This recipe might just change your culinary life. It’s rich, elegant, and shockingly easy to make. It comes straight from my mother-in-law’s kitchen—she’s from Jamshedpur, just a few hours from Calcutta, and let me tell you—her food is the kind of magic that lingers.
Not only is she an incredible home cook, but she also ran a couple of much-loved restaurants, and her dishes always have that fancy flair while staying deeply rooted in comfort and tradition.
🍛 Let’s Make Calcutta-Style Shrimp Curry
What you’ll need (roughly for a family of 4):
- 1 lb (approx. 0.5 kg) cooked shrimp (with or without tails—your choice)
For the curry paste:
Grind together:
- A big handful of peeled garlic
- 1 large tomato
- ½ cup yellow mustard powder
- 1 tsp turmeric powder
- 1 tsp red chili powder
- 4-5 black peppercorns
- Add ½ cup water to blend it into a smooth paste
Cooking steps:
- Heat mustard oil in a heavy-bottom pan over medium-high heat (vegetable oil works too, but mustard oil brings the soul).
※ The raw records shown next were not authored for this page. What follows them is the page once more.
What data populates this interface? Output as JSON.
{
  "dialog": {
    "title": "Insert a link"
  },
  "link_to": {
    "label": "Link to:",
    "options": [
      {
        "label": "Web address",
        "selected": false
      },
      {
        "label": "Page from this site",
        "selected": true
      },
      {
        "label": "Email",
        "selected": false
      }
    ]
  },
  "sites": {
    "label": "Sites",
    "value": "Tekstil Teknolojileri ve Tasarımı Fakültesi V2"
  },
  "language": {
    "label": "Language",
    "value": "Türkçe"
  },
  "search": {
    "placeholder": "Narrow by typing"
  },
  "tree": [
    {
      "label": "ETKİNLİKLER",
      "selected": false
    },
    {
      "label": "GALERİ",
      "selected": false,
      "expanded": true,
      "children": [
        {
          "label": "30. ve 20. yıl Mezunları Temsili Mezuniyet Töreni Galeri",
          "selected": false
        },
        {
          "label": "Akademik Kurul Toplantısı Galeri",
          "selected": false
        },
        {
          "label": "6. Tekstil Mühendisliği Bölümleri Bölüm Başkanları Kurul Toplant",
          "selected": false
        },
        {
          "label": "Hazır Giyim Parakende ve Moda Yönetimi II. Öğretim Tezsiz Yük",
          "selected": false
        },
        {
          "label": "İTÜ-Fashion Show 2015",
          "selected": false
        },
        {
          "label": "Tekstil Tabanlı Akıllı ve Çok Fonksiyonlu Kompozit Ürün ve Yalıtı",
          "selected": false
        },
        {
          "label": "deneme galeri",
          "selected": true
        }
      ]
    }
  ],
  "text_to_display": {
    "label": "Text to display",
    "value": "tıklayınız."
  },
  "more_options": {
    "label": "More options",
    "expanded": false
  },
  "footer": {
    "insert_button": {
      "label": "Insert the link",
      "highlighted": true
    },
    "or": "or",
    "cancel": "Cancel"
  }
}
- Add the paste and sauté for 15 minutes, stirring occasionally so nothing sticks or burns.
- Add 1 tsp poppy seeds (if you have them).
- Toss in 2–3 pinches of salt. Sauté another 5 minutes.
- Add the shrimp, mix well.
- Pour in 1 cup of hot water, cover, and let it simmer for 5 minutes.
To finish:
- Squeeze fresh lime juice on top
- Garnish with cilantro and a lime wedge
Serve with hot white rice or flavorful dirty rice, and prepare to impress.